El mexicano era grande, inquieto, destructivo, no amaba a nadie y no estaba apegado a nada; era un vagabundo y un aventurero. Pintaba en los estudios de los amigos, cogiéndoles los óleos y las telas, abandonando luego los cuadros y marchándose. Buena parte del tiempo vivía con gitanos en las afueras de París. Con ellos compartía la vida en las carretas gitanas y viajaba por toda Francia.
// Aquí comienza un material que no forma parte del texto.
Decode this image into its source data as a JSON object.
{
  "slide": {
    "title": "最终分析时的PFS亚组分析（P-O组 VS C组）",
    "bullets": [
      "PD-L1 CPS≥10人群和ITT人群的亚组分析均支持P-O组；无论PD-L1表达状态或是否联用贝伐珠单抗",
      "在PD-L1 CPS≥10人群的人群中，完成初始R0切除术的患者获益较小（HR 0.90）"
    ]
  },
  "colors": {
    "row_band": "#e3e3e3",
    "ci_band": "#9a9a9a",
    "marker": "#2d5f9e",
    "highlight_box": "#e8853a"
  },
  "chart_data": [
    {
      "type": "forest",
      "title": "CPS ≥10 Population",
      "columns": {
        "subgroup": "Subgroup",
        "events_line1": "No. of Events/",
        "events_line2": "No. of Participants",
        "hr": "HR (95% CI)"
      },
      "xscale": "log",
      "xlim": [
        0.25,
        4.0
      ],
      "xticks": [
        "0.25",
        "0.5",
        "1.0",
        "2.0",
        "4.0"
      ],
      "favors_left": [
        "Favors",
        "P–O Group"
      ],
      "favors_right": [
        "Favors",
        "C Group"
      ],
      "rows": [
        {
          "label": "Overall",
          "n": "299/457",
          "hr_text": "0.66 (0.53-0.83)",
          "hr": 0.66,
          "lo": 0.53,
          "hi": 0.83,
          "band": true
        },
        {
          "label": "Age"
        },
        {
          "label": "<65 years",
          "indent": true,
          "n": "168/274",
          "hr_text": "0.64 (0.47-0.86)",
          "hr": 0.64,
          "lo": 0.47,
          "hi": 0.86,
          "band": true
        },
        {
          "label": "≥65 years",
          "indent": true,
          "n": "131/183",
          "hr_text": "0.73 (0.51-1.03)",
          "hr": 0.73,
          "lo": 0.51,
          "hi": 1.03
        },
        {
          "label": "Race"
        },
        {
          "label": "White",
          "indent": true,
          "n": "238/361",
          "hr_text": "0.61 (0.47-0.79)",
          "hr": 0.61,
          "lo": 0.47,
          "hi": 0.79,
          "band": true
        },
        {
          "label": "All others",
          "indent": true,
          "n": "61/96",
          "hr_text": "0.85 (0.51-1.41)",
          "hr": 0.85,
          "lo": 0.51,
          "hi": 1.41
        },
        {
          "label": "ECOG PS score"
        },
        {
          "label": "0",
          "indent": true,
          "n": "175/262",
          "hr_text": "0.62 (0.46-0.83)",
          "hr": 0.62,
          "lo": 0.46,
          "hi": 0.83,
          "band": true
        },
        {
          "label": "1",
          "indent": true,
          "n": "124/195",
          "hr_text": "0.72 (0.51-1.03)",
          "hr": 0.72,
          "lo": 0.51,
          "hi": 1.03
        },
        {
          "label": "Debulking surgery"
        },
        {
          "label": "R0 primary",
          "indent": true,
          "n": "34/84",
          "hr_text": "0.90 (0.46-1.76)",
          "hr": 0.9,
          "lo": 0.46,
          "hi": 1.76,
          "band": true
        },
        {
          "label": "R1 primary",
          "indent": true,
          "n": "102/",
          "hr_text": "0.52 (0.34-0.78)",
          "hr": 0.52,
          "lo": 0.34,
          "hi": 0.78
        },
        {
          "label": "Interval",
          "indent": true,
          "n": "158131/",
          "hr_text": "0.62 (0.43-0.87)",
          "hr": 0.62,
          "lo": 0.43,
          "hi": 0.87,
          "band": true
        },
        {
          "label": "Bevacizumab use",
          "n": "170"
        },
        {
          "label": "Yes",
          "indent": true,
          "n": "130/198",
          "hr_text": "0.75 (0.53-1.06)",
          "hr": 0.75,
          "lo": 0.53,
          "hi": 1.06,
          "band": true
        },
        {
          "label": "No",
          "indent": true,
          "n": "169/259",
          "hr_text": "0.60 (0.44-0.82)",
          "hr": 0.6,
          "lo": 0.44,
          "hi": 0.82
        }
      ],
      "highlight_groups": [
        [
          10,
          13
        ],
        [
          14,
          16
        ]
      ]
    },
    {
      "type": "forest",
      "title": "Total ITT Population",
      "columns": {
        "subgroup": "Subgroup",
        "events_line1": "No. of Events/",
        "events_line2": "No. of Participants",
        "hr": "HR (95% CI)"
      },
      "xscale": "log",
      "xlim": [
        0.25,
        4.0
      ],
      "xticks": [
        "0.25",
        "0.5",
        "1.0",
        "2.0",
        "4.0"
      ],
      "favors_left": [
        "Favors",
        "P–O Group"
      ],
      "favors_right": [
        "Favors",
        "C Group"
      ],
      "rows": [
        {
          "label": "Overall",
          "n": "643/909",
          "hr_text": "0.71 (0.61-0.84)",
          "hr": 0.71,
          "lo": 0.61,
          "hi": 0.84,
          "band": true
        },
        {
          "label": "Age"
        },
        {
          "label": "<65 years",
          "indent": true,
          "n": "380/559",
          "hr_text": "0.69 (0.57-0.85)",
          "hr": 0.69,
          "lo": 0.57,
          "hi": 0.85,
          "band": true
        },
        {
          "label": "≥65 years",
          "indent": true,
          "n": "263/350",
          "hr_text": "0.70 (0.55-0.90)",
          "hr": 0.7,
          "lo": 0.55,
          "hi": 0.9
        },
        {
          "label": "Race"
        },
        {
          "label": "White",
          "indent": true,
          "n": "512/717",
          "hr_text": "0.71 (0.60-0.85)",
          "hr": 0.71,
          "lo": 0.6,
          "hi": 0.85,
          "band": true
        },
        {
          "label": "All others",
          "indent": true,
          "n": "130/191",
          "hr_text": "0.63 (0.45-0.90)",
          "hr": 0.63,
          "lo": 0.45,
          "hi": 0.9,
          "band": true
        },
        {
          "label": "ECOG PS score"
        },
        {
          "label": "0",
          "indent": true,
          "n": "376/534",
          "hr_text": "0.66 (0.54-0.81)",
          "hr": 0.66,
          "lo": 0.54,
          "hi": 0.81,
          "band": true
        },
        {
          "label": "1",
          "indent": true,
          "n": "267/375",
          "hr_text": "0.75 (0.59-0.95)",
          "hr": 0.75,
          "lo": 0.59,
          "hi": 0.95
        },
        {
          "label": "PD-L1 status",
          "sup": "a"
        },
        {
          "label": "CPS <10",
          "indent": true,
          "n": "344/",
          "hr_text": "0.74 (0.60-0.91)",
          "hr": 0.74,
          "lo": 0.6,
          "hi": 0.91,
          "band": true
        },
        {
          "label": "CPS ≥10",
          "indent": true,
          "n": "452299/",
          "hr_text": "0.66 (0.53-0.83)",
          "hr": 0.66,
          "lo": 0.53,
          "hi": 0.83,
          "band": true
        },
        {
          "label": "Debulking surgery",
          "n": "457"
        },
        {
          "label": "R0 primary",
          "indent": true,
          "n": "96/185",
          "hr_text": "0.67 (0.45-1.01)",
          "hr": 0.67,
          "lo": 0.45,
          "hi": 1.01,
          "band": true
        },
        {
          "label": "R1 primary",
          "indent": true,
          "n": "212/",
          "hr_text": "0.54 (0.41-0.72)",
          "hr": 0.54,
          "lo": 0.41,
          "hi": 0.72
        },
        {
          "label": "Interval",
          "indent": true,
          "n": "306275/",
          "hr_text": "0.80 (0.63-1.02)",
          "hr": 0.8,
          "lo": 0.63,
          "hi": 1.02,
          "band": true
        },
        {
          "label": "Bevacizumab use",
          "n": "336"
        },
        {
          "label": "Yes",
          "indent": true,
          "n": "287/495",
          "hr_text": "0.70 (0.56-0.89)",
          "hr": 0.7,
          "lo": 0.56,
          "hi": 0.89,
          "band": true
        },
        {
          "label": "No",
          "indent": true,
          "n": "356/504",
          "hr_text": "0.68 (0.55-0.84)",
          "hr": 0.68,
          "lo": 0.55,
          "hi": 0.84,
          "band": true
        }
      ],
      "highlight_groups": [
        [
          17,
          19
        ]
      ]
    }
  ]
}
Respetaba sus leyes, nunca hacía el amor a las gitanas, tocaba con ellos la guitarra en los locales nocturnos cuando necesitaban dinero y comía sus comidas, muchas veces hechas con pollos robados.
Cuando conoció a Hilda tenía su propia carreta gitana junto a una de las puertas de París, cerca de las antiguas barricadas, que por entonces se estaban desmoronando. La carreta había sido de un portugués que había cubierto las paredes con cueros pintados. La cama colgaba en la parte trasera, suspendida cual litera de barco. Las ventanas eran de arco; el techo, tan bajo que resultaba difícil estar de pie.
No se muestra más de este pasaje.